A poesia de Almandrade faz-se, antes de tudo,
daqueles temas essenciais da condição humana, tão preciosos para os
homens do nosso tempo, distanciados da razão de existir. Uma
perplexidade em constante estado de nascimento acorda, aos olhos do
leitor, uma realidade múltipla e absurda. Ao lermos os textos do poeta
baiano, deparamo-nos com a densidade do real e com todos os seus limites
e frustrações: “cidade perplexa/ embalagem hostil/ inútil divertimento”.

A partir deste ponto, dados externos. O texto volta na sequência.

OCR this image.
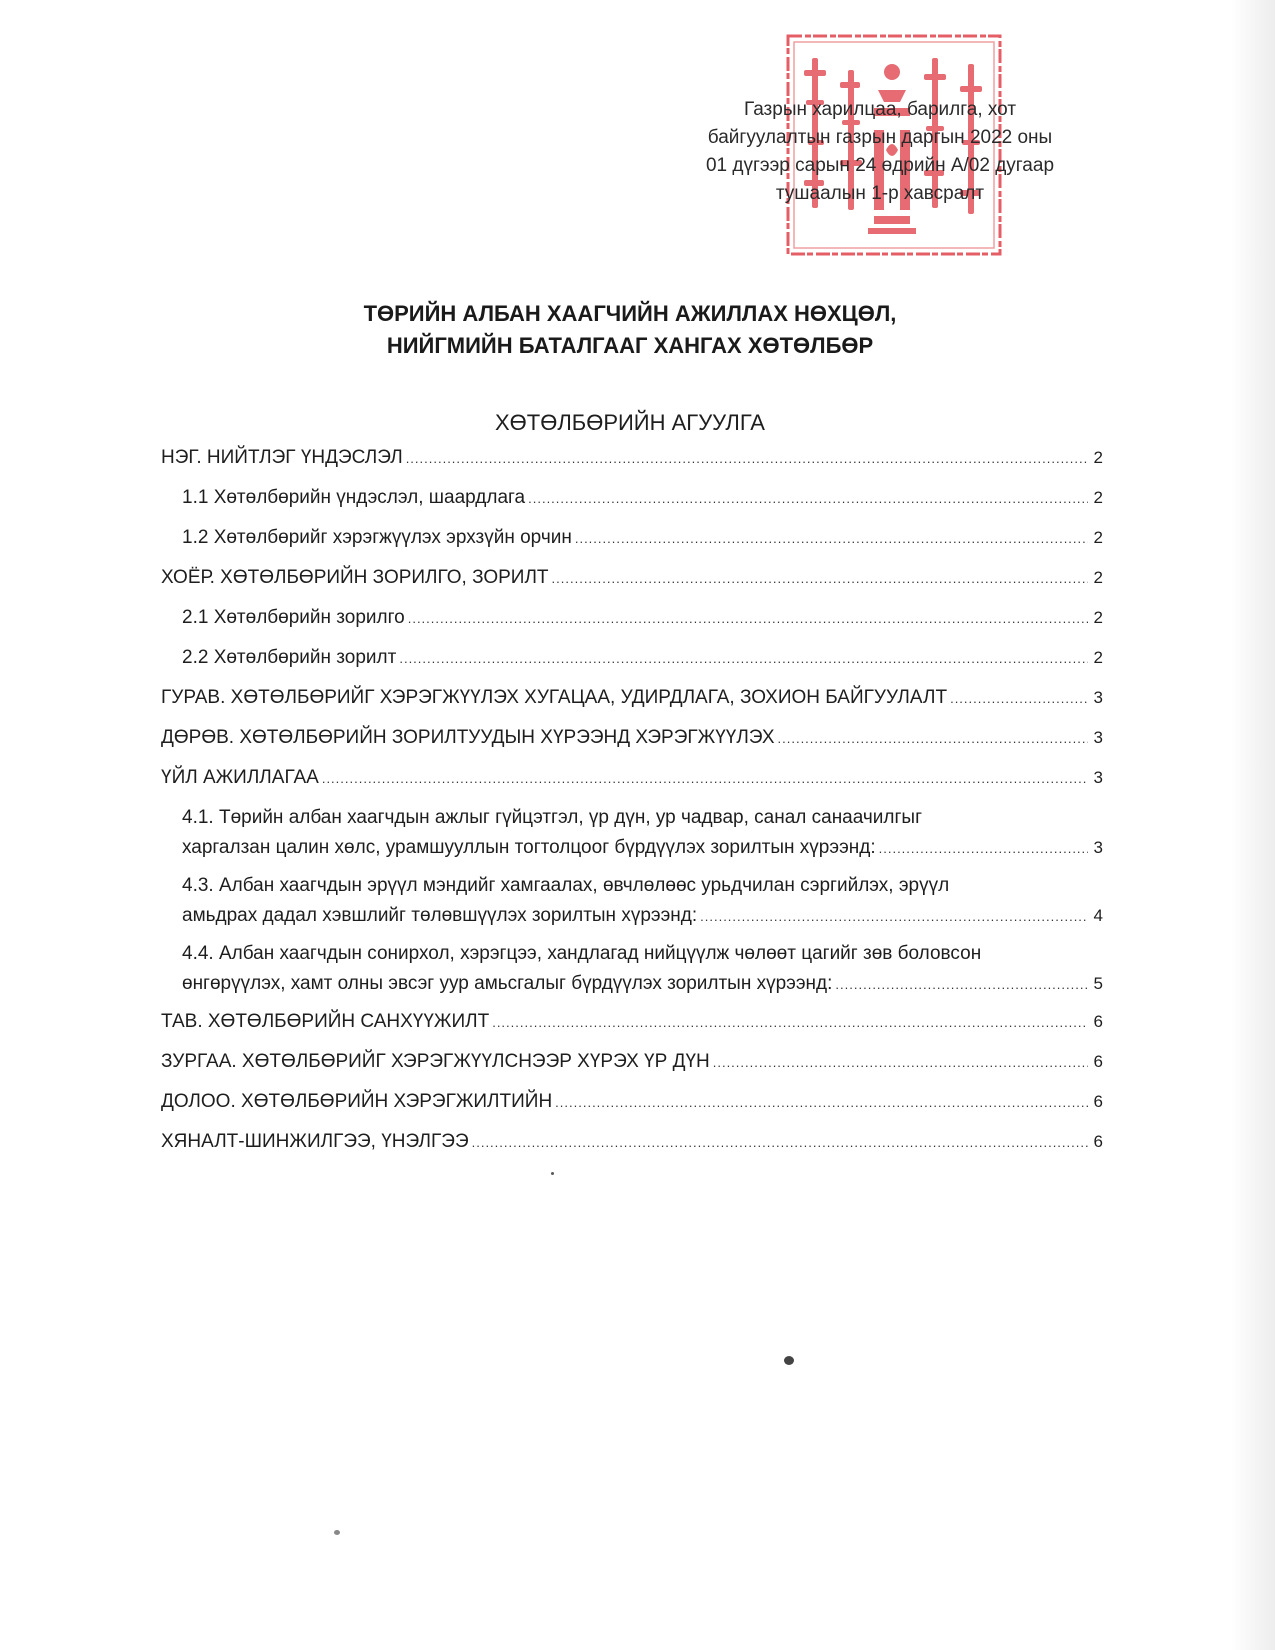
Газрын харилцаа, барилга, хот
байгуулалтын газрын даргын 2022 оны
01 дүгээр сарын 24 өдрийн А/02 дугаар
тушаалын 1-р хавсралт
ТӨРИЙН АЛБАН ХААГЧИЙН АЖИЛЛАХ НӨХЦӨЛ,
НИЙГМИЙН БАТАЛГААГ ХАНГАХ ХӨТӨЛБӨР
ХӨТӨЛБӨРИЙН АГУУЛГА
НЭГ. НИЙТЛЭГ ҮНДЭСЛЭЛ .....	2
1.1 Хөтөлбөрийн үндэслэл, шаардлага .....	2
1.2 Хөтөлбөрийг хэрэгжүүлэх эрхзүйн орчин .....	2
ХОЁР. ХӨТӨЛБӨРИЙН ЗОРИЛГО, ЗОРИЛТ .....	2
2.1 Хөтөлбөрийн зорилго .....	2
2.2 Хөтөлбөрийн зорилт .....	2
ГУРАВ. ХӨТӨЛБӨРИЙГ ХЭРЭГЖҮҮЛЭХ ХУГАЦАА, УДИРДЛАГА, ЗОХИОН БАЙГУУЛАЛТ .....	3
ДӨРӨВ. ХӨТӨЛБӨРИЙН ЗОРИЛТУУДЫН ХҮРЭЭНД ХЭРЭГЖҮҮЛЭХ .....	3
ҮЙЛ АЖИЛЛАГАА .....	3
4.1. Төрийн албан хаагчдын ажлыг гүйцэтгэл, үр дүн, ур чадвар, санал санаачилгыг
харгалзан цалин хөлс, урамшууллын тогтолцоог бүрдүүлэх зорилтын хүрээнд: .....	3
4.3. Албан хаагчдын эрүүл мэндийг хамгаалах, өвчлөлөөс урьдчилан сэргийлэх, эрүүл
амьдрах дадал хэвшлийг төлөвшүүлэх зорилтын хүрээнд: .....	4
4.4. Албан хаагчдын сонирхол, хэрэгцээ, хандлагад нийцүүлж чөлөөт цагийг зөв боловсон
өнгөрүүлэх, хамт олны эвсэг уур амьсгалыг бүрдүүлэх зорилтын хүрээнд: .....	5
ТАВ. ХӨТӨЛБӨРИЙН САНХҮҮЖИЛТ .....	6
ЗУРГАА. ХӨТӨЛБӨРИЙГ ХЭРЭГЖҮҮЛСНЭЭР ХҮРЭХ ҮР ДҮН .....	6
ДОЛОО. ХӨТӨЛБӨРИЙН ХЭРЭГЖИЛТИЙН .....	6
ХЯНАЛТ-ШИНЖИЛГЭЭ, ҮНЭЛГЭЭ .....	6
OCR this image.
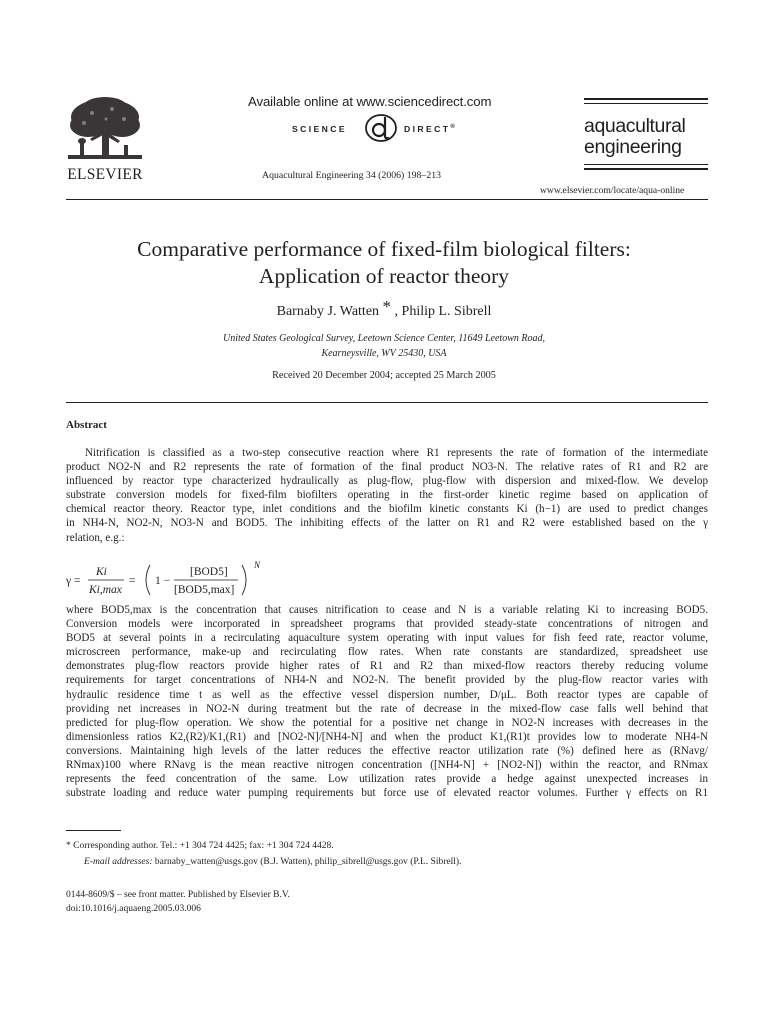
ELSEVIER
Available online at www.sciencedirect.com
SCIENCE	DIRECT®
Aquacultural Engineering 34 (2006) 198–213
aquacultural
engineering
www.elsevier.com/locate/aqua-online
Comparative performance of fixed-film biological filters:
Application of reactor theory
Barnaby J. Watten * , Philip L. Sibrell
United States Geological Survey, Leetown Science Center, 11649 Leetown Road,
Kearneysville, WV 25430, USA
Received 20 December 2004; accepted 25 March 2005
Abstract
Nitrification is classified as a two-step consecutive reaction where R1 represents the rate of formation of the intermediate
product NO2-N and R2 represents the rate of formation of the final product NO3-N. The relative rates of R1 and R2 are
influenced by reactor type characterized hydraulically as plug-flow, plug-flow with dispersion and mixed-flow. We develop
substrate conversion models for fixed-film biofilters operating in the first-order kinetic regime based on application of
chemical reactor theory. Reactor type, inlet conditions and the biofilm kinetic constants Ki (h−1) are used to predict changes
in NH4-N, NO2-N, NO3-N and BOD5. The inhibiting effects of the latter on R1 and R2 were established based on the γ
relation, e.g.:
γ =
Ki
Ki,max
= 1 −
[BOD5]
[BOD5,max]
N
where BOD5,max is the concentration that causes nitrification to cease and N is a variable relating Ki to increasing BOD5.
Conversion models were incorporated in spreadsheet programs that provided steady-state concentrations of nitrogen and
BOD5 at several points in a recirculating aquaculture system operating with input values for fish feed rate, reactor volume,
microscreen performance, make-up and recirculating flow rates. When rate constants are standardized, spreadsheet use
demonstrates plug-flow reactors provide higher rates of R1 and R2 than mixed-flow reactors thereby reducing volume
requirements for target concentrations of NH4-N and NO2-N. The benefit provided by the plug-flow reactor varies with
hydraulic residence time t as well as the effective vessel dispersion number, D/μL. Both reactor types are capable of
providing net increases in NO2-N during treatment but the rate of decrease in the mixed-flow case falls well behind that
predicted for plug-flow operation. We show the potential for a positive net change in NO2-N increases with decreases in the
dimensionless ratios K2,(R2)/K1,(R1) and [NO2-N]/[NH4-N] and when the product K1,(R1)t provides low to moderate NH4-N
conversions. Maintaining high levels of the latter reduces the effective reactor utilization rate (%) defined here as (RNavg/
RNmax)100 where RNavg is the mean reactive nitrogen concentration ([NH4-N] + [NO2-N]) within the reactor, and RNmax
represents the feed concentration of the same. Low utilization rates provide a hedge against unexpected increases in
substrate loading and reduce water pumping requirements but force use of elevated reactor volumes. Further γ effects on R1
* Corresponding author. Tel.: +1 304 724 4425; fax: +1 304 724 4428.
E-mail addresses: barnaby_watten@usgs.gov (B.J. Watten), philip_sibrell@usgs.gov (P.L. Sibrell).
0144-8609/$ – see front matter. Published by Elsevier B.V.
doi:10.1016/j.aquaeng.2005.03.006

O eu lírico dos poemas de Almandrade gasta-se nas arestas do mundo,
rasga-se nos ângulos dessa realidade limitada, em um viver de raríssimas
possibilidades de salvação ou transcendência (encontradas, como veremos
a seguir, apenas no erotismo e na epifania da palavra lírica): “O
andarilho inocente/ repete o caminho/ sem encontrar/ uma saída”.

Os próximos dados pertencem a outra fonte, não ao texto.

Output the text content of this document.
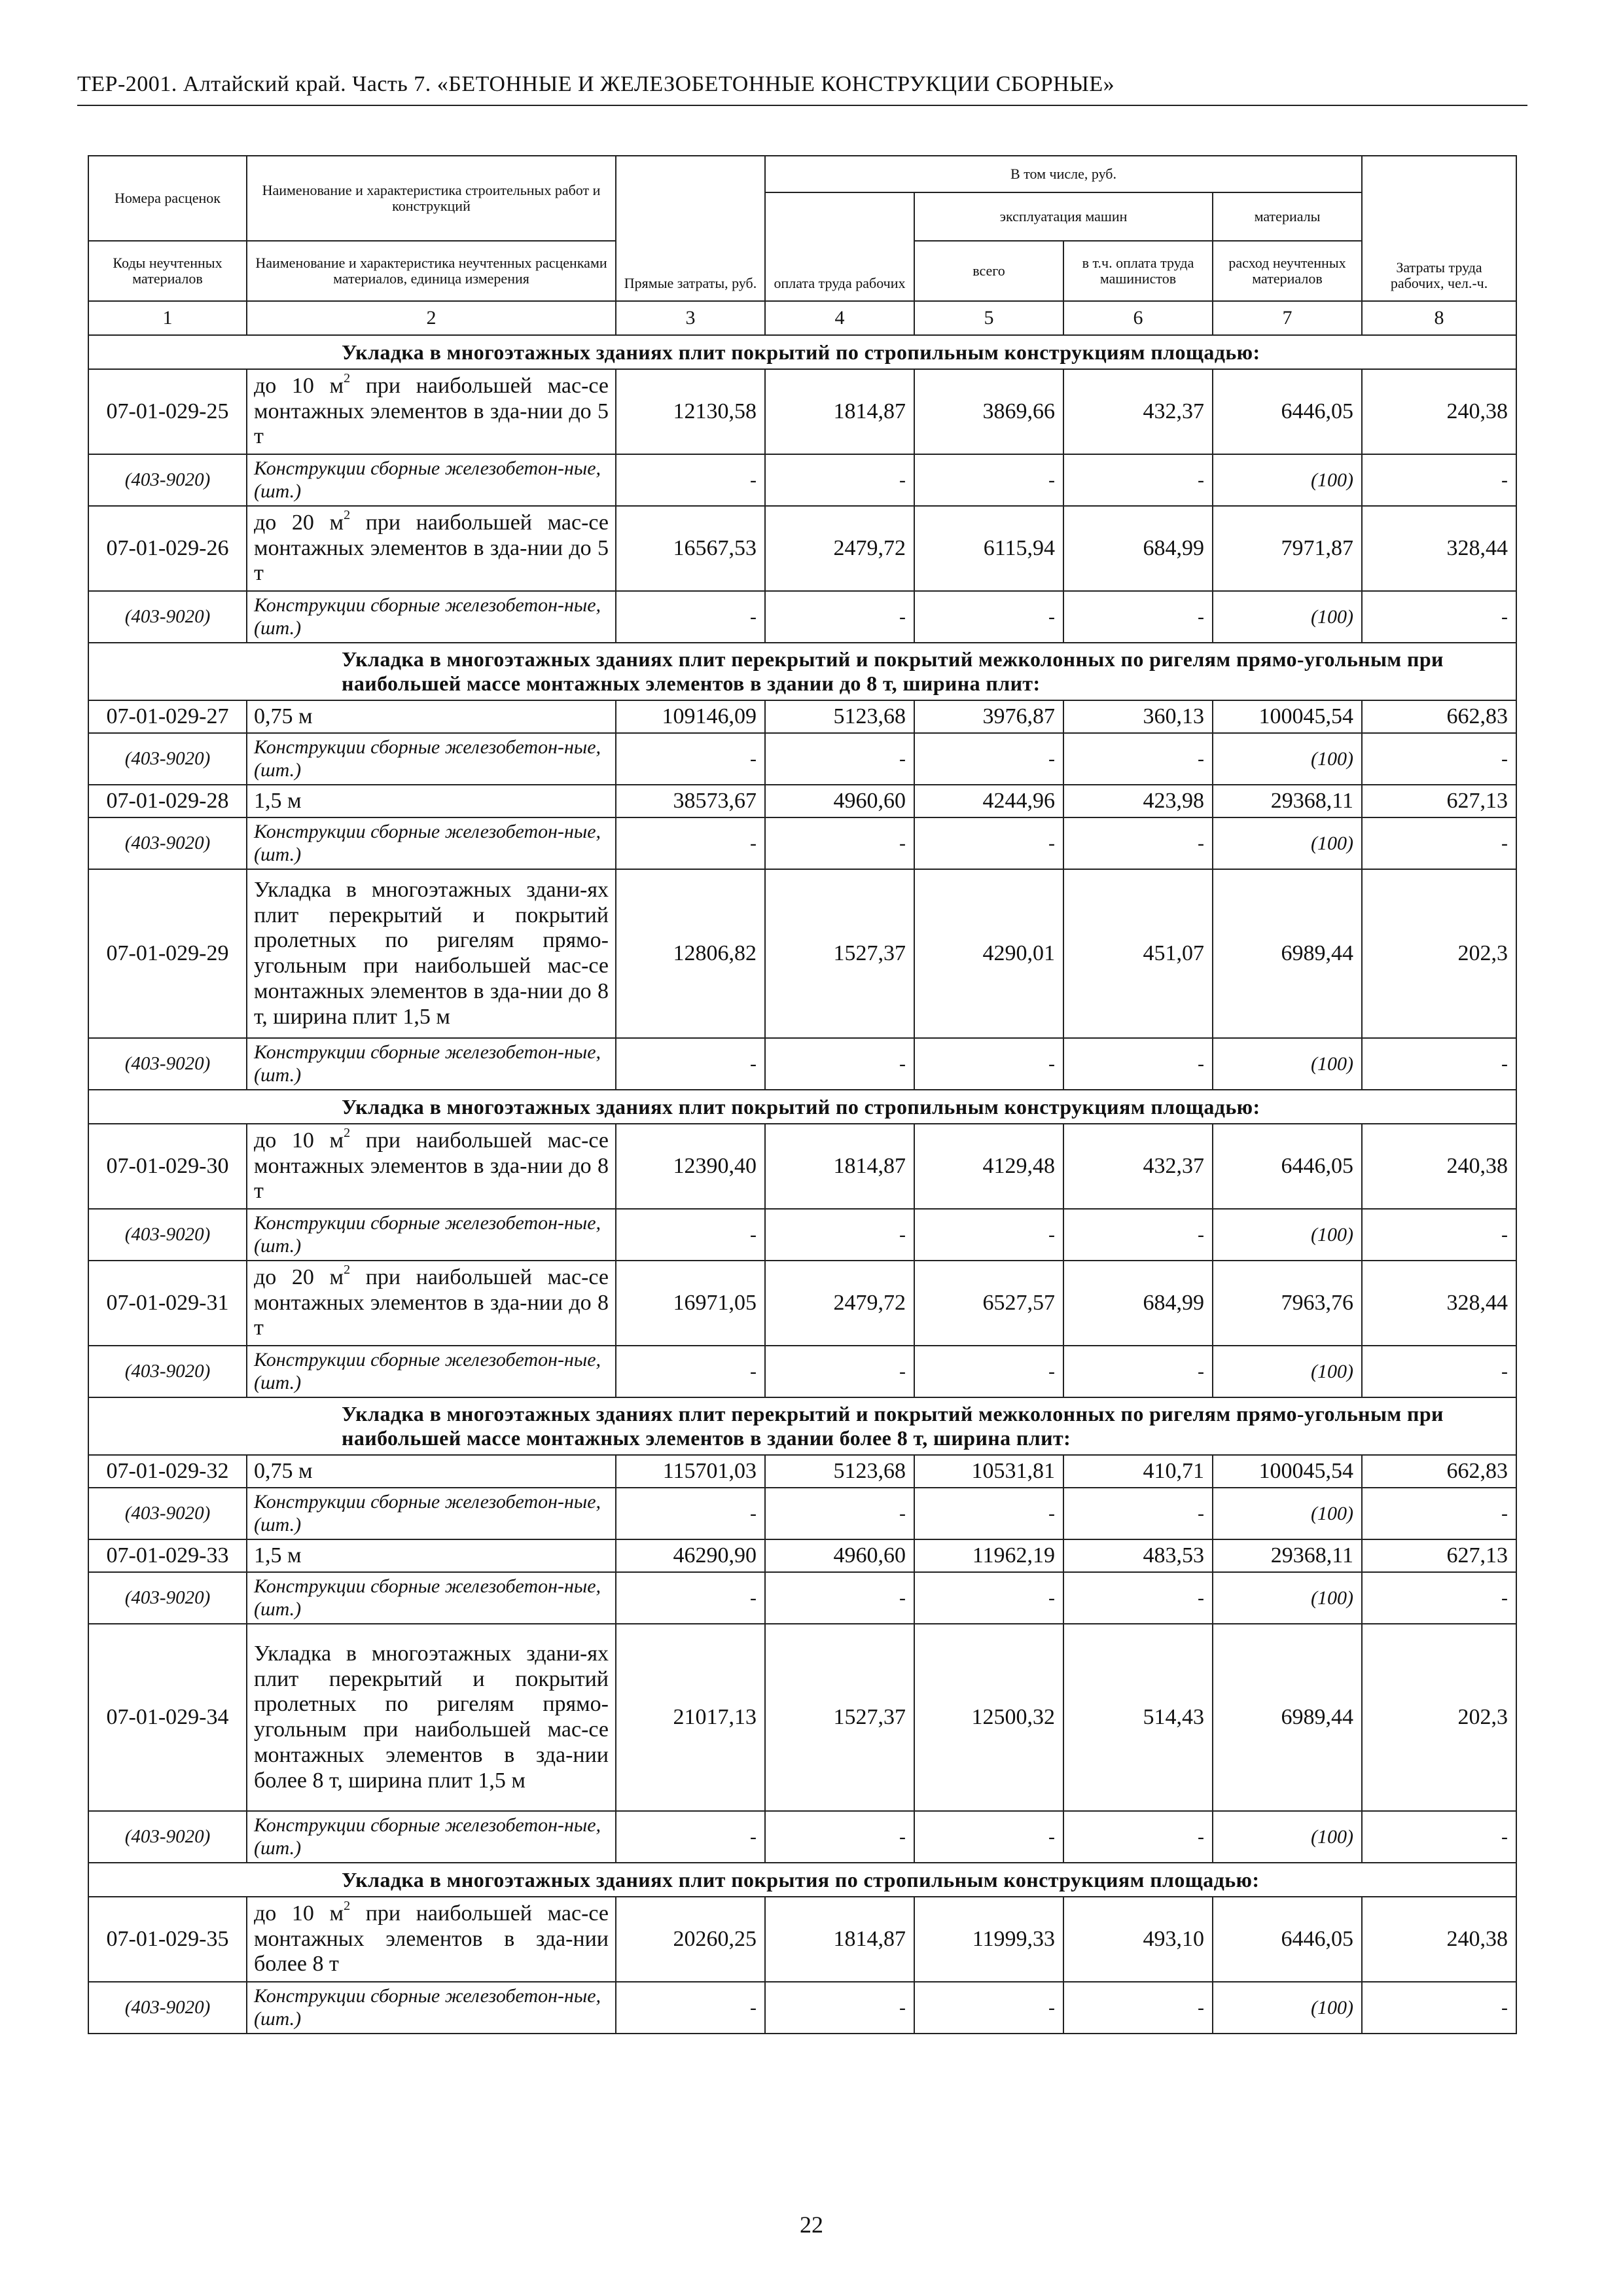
ТЕР-2001. Алтайский край. Часть 7. «БЕТОННЫЕ И ЖЕЛЕЗОБЕТОННЫЕ КОНСТРУКЦИИ СБОРНЫЕ»
Номера расценок	Наименование и характеристика строительных работ и конструкций	Прямые затраты, руб.	В том числе, руб.				Затраты труда рабочих, чел.-ч.
			оплата труда рабочих	эксплуатация машин		материалы	
Коды неучтенных материалов	Наименование и характеристика неучтенных расценками материалов, единица измерения			всего	в т.ч. оплата труда машинистов	расход неучтенных материалов	
1	2	3	4	5	6	7	8
Укладка в многоэтажных зданиях плит покрытий по стропильным конструкциям площадью:							
07-01-029-25	до 10 $м^2$ при наибольшей мас-се монтажных элементов в зда-нии до 5 т	12130,58	1814,87	3869,66	432,37	6446,05	240,38
(403-9020)	Конструкции сборные железобетон-ные, (шт.)	-	-	-	-	(100)	-
07-01-029-26	до 20 $м^2$ при наибольшей мас-се монтажных элементов в зда-нии до 5 т	16567,53	2479,72	6115,94	684,99	7971,87	328,44
(403-9020)	Конструкции сборные железобетон-ные, (шт.)	-	-	-	-	(100)	-
Укладка в многоэтажных зданиях плит перекрытий и покрытий межколонных по ригелям прямо-угольным при наибольшей массе монтажных элементов в здании до 8 т, ширина плит:							
07-01-029-27	0,75 м	109146,09	5123,68	3976,87	360,13	100045,54	662,83
(403-9020)	Конструкции сборные железобетон-ные, (шт.)	-	-	-	-	(100)	-
07-01-029-28	1,5 м	38573,67	4960,60	4244,96	423,98	29368,11	627,13
(403-9020)	Конструкции сборные железобетон-ные, (шт.)	-	-	-	-	(100)	-
07-01-029-29	Укладка в многоэтажных здани-ях плит перекрытий и покрытий пролетных по ригелям прямо-угольным при наибольшей мас-се монтажных элементов в зда-нии до 8 т, ширина плит 1,5 м	12806,82	1527,37	4290,01	451,07	6989,44	202,3
(403-9020)	Конструкции сборные железобетон-ные, (шт.)	-	-	-	-	(100)	-
Укладка в многоэтажных зданиях плит покрытий по стропильным конструкциям площадью:							
07-01-029-30	до 10 $м^2$ при наибольшей мас-се монтажных элементов в зда-нии до 8 т	12390,40	1814,87	4129,48	432,37	6446,05	240,38
(403-9020)	Конструкции сборные железобетон-ные, (шт.)	-	-	-	-	(100)	-
07-01-029-31	до 20 $м^2$ при наибольшей мас-се монтажных элементов в зда-нии до 8 т	16971,05	2479,72	6527,57	684,99	7963,76	328,44
(403-9020)	Конструкции сборные железобетон-ные, (шт.)	-	-	-	-	(100)	-
Укладка в многоэтажных зданиях плит перекрытий и покрытий межколонных по ригелям прямо-угольным при наибольшей массе монтажных элементов в здании более 8 т, ширина плит:							
07-01-029-32	0,75 м	115701,03	5123,68	10531,81	410,71	100045,54	662,83
(403-9020)	Конструкции сборные железобетон-ные, (шт.)	-	-	-	-	(100)	-
07-01-029-33	1,5 м	46290,90	4960,60	11962,19	483,53	29368,11	627,13
(403-9020)	Конструкции сборные железобетон-ные, (шт.)	-	-	-	-	(100)	-
07-01-029-34	Укладка в многоэтажных здани-ях плит перекрытий и покрытий пролетных по ригелям прямо-угольным при наибольшей мас-се монтажных элементов в зда-нии более 8 т, ширина плит 1,5 м	21017,13	1527,37	12500,32	514,43	6989,44	202,3
(403-9020)	Конструкции сборные железобетон-ные, (шт.)	-	-	-	-	(100)	-
Укладка в многоэтажных зданиях плит покрытия по стропильным конструкциям площадью:							
07-01-029-35	до 10 $м^2$ при наибольшей мас-се монтажных элементов в зда-нии более 8 т	20260,25	1814,87	11999,33	493,10	6446,05	240,38
(403-9020)	Конструкции сборные железобетон-ные, (шт.)	-	-	-	-	(100)	-
22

Esse esgotamento das possibilidades do real
lembra-nos dos angustiosos labirintos Kafkianos, em que todas as
direções nos encaminham, na verdade, para lugar nenhum. O mesmo clima de
abafamento, de aprisionamento, entrevisto na ficção de Kafka, pode ser
percebido nesses poemas de agudeza existencial. Drummondiano, sem deixar
de possuir uma voz própria e peculiar, Almandrade recria, portanto,
aquele clima claustrofóbico da poesia do autor itabirano, tão bem
expresso pela persona inventada por Drummond, ou seja, o seu famoso
José.
Essa é uma poesia que, antes de instaurar a segurança, desalenta-nos com
as incertezas, com as dúvidas. Já na antiguidade, Sócrates alardeava a
importância do questionamento, em detrimento das respostas. Pois bem, na
poesia de Almandrade, temos a mesma sede de indagação, a mesma escavação
feita por perguntas que não se findam, que instauram uma perpétua
pesquisa do viver: Pensar é/ abrir portas,/ migrar/ para o
desconhecido”. Em versos sucintos, verdadeiras farpas de
auto-iluminação, o poeta de Malabarismos das Pedras amplia a potência do
signo poético, como se a palavra funcionasse como um verdadeiro golpe a
acordar o leitor de sua letargia, de seu sedimentado hábito de
simplesmente estar no mundo: “Dormir,/ pode ser uma covardia/ diante das
circunstâncias/ e suas incertezas”. Essa vigília em perene estado de
exacerbação, funciona, portanto, como um farol a desmascarar as farsas
dessa nossa realidade tão estigmatizada pela mídia e pela ideologia do
consumo. Ao lermos Almandrade, sublinhamos, em nosso âmago, a força da
consciência e a sua capacidade de detonar as verdades estereotipadas de
nossa era pós-moderna.
Essa mesma consciência, vibrante, intensa, também vasculha a própria
fuga do tempo, e a revela, sem nos poupar e sem nos iludir: “a vida
quando vazia/ é um acúmulo de rugas”. Somos seres irremediavelmente
efêmeros e passageiros e, diante dessa situação existencial, resta-nos
somente a epifania da própria poesia, teia a nos interligar a um eterno
agora (apenas retido pela memória), momento pulsante, orgiástico e, por
isso, intensamente vivo mesmo em face da dissolução do existir: “as
coisas retidas na memória/ acariciam a eternidade”. É dessa revelação da
palavra, feita de som e fúria, que nasce um doce erotismo, um terno
desvelo pelo corpo feminino: “Em silêncio/ a intimidade feminina/ acende
o mistério/ que faz lembrar/ o aroma dos devaneios/ que transporta/ o
fim da tarde”. Dessa forma, diante das amarras impostas pelo destino e
pela realidade, nasce a iluminação do desejo, energia a latejar o corpo,
a incendiar a graça de ser: “Nem mesmo/ a musicalidade dos pelos/
é maior que o apelo/ da cicatriz do
nascimento”.
A poesia de Almandrade, portanto, recorda-nos o mito de Sísifo. O homem
contemporâneo, acossado, muitas vezes, pelo vazio e pela alienação,
típicos em um tempo de consumismo desenfreado, está condenado a rolar,
em infinitas vezes, uma pedra ao topo de um monte. Todavia, resta a esse
homem, ao descer, de mãos vazias, a mesma colina, a visão pródiga de um
mar, feito de intenso azul, prazer e glória a saciar-nos com o milagre
da poesia: “Agora é dia, o sol queima a letra”.